Son jet chaud me cingle le visage. Je ferme la bouche, mes yeux aussi hermétiquement qu’il m’est possible.
Le Canard Donald Reagan…
Enchaîné.
Le Canard Enchaîné Donald !
Reagan qui ricane…
Mon cervelet se cogne au verre de la réalité tel un papillon contre celui d’une lampe [4] La métaphore, sémaphore (c’est ma force, pardon !).
. Que m’est-il encore arrivé ?
J’essaie de…
Ah ! oui, le vilain tueur à sang froid. Il a piqué une crise. A la suite de quoi ? Que lui ai-je dit lorsqu’il m’a eu infligé cette humiliation insigne, la presque pire de toutes si tu exceptes l’empétardage inconsenti. Me souviens plus de l’insulte qui m’est venue aux lèvres. Mais c’est parti. Comme est parti son pied en direction de ma tempe : vlan ! Tout s’est dispersé dans ma pauvre tête. Comme si je venais de recevoir un coup de téléphone en bronze.
Et le noir.
Le noir, si noir… L’oubli… Le néant… Avec, pourtant, me semble-t-il, des images plus ou moins lointaines, plus ou moins floues. Scabreuses sur les bords…
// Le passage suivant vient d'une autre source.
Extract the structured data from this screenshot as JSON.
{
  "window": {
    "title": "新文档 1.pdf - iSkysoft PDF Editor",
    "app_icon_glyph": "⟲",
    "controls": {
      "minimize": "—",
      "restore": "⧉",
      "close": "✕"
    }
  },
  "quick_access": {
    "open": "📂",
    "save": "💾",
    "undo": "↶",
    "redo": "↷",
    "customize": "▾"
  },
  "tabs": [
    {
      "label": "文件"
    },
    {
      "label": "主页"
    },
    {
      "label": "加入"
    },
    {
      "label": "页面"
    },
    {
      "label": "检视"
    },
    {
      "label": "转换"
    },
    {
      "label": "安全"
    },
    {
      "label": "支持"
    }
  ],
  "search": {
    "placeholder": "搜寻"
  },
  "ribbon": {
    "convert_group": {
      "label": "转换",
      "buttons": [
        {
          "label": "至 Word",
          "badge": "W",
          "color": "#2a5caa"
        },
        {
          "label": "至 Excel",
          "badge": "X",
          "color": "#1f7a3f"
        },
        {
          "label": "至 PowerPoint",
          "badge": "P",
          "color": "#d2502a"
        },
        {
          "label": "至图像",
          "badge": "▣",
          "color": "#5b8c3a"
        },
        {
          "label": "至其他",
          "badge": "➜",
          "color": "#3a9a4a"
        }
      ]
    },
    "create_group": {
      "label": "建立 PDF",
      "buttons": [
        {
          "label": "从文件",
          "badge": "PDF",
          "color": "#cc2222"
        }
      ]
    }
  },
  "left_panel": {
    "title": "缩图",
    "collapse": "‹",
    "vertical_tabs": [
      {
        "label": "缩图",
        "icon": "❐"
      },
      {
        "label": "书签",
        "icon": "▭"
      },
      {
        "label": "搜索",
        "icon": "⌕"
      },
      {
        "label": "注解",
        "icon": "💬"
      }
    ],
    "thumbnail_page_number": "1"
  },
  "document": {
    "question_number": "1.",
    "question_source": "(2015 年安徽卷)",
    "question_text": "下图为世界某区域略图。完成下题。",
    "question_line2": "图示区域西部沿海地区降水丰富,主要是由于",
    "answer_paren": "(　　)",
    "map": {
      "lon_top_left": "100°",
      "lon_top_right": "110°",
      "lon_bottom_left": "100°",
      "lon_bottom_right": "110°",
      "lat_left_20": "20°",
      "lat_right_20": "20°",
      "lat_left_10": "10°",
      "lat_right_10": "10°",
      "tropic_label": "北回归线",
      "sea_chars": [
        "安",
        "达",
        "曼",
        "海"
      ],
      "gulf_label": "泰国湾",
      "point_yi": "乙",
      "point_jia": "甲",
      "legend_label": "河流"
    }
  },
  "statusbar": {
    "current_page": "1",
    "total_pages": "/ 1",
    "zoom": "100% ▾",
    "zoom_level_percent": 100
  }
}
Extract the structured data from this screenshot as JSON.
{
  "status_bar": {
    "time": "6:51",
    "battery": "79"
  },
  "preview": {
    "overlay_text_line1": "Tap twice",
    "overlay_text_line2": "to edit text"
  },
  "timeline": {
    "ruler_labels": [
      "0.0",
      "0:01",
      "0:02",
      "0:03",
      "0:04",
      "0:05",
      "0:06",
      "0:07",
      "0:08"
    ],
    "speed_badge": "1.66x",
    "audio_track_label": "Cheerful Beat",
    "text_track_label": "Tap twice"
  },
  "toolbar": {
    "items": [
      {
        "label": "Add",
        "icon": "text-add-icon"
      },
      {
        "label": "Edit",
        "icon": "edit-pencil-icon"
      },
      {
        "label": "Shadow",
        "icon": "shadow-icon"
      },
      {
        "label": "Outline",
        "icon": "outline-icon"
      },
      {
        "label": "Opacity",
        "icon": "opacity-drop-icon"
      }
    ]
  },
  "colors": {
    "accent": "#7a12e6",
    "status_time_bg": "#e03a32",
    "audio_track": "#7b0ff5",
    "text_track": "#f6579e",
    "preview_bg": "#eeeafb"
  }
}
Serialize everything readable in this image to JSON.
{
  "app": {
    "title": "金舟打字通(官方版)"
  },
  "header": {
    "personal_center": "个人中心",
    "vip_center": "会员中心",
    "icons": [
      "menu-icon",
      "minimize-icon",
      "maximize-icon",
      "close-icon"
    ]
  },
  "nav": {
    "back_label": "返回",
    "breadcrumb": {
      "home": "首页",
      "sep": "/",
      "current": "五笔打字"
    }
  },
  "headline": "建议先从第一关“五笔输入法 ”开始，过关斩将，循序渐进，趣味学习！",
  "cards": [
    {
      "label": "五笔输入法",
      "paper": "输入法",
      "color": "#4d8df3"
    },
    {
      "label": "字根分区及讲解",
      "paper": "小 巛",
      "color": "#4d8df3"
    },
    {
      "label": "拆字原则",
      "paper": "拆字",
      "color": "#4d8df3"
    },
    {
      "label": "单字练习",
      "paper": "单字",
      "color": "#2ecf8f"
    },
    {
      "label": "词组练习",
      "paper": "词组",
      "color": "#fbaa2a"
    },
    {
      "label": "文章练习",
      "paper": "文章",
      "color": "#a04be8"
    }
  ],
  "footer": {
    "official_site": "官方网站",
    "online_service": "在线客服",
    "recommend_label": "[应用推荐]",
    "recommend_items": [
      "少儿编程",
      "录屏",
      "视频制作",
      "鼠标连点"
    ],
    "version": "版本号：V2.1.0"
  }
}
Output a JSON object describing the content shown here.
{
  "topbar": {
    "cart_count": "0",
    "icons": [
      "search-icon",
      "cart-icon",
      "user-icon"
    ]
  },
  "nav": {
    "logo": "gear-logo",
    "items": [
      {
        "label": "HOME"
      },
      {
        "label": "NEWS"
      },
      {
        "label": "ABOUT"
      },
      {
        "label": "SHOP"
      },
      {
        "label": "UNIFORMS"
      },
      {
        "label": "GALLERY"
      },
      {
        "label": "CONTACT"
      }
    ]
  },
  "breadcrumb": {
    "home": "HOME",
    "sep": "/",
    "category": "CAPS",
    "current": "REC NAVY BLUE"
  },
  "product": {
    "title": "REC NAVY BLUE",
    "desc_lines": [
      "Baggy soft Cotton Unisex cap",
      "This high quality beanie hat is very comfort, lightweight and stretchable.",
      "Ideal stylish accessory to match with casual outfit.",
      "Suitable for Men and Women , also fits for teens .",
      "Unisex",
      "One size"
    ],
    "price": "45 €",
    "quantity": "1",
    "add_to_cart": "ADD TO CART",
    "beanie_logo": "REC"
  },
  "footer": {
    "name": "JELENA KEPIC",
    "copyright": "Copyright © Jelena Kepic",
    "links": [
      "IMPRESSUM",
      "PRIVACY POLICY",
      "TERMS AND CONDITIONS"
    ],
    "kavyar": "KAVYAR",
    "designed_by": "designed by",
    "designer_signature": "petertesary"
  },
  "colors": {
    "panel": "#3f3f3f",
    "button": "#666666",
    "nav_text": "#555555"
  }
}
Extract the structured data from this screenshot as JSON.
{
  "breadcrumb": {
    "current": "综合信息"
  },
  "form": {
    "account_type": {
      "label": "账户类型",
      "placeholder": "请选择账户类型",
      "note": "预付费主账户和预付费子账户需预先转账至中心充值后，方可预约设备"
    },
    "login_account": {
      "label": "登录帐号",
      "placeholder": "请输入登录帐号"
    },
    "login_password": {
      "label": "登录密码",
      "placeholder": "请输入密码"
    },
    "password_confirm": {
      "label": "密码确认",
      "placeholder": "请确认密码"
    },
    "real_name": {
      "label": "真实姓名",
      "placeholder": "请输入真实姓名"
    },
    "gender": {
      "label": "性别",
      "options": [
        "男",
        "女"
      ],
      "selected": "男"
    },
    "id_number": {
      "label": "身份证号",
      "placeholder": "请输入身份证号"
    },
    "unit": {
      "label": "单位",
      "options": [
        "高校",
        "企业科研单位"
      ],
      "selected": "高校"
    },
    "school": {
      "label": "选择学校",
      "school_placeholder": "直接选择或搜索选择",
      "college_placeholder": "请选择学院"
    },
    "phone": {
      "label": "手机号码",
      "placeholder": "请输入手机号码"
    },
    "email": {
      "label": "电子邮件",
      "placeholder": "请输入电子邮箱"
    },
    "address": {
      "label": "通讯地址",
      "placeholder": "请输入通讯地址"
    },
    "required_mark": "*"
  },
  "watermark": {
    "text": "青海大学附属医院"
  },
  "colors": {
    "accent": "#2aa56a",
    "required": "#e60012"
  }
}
Et là, Reagan. Pourquoi Reagan ? Je vais t’espliquer. Sur une table basse, non loin de mon visage, se trouve une pile de journaux et revues. L’une de ces dernières a chu de la pile. Sa couvrante représente Donald-le-canard Reagan. Pour ceux qui dans quelque temps ne se rappelleront plus Reagan, je précise qu’il s’agissait du Président des Etats-Unis au visage entièrement plastifié, pour qui des scientifiques avaient fabriqué un poumon d’acier en forme de complet bleu, aux plis de pantalon impeccables puisqu’il était en zinc. Cet homme exceptionnel qui jouait les cow-boys avant de jouer les présidents représentait un sommet de la technique. Il pouvait dire Hello ! I am the best sans avoir besoin d’ouvrir la bouche. Grâce à son poumon entièrement calorifugé, il sortait sans pardessus par les plus grands froids. Il n’avait nul besoin de voitures blindées car il était immunisé contre l’impact des balles, ce qui lui avait valu l’impertinent surnom de « Peau de balle et balle-écrin ». Il aimait copier ses façons sur le président français de l’époque et envoyait volontiers des troupes d’élite dans des îlots perdus sous prétexte d’y implanter des bureaux de l’American Express. Dans les manifestations publiques, on le sortait toujours en compagnie d’une dame conservée dans la neige carbonique, à l’aspect rassurant, dont personne ne doutait qu’elle sache confectionner d’excellentes apple-pies et dont la fonction consistait à embrasser son époux à la fin de ses discours, lui flanquant par la même occasion cinq cents grammes de poudre de riz sur la gueule. Mais comme, rappelons-le, celle-ci était plastifiée, on lui rendait l’éclat du neuf d’un coup de nénette.
Je demande pardon de ces précisions auprès des impatients, mais je suis pour la conservation de l’Histoire. La particularité du Président Reagan était d’être déjà lui-même en conserve au moment de la faire ; contrairement à notre président à nous qui ne l’était pas (conservé).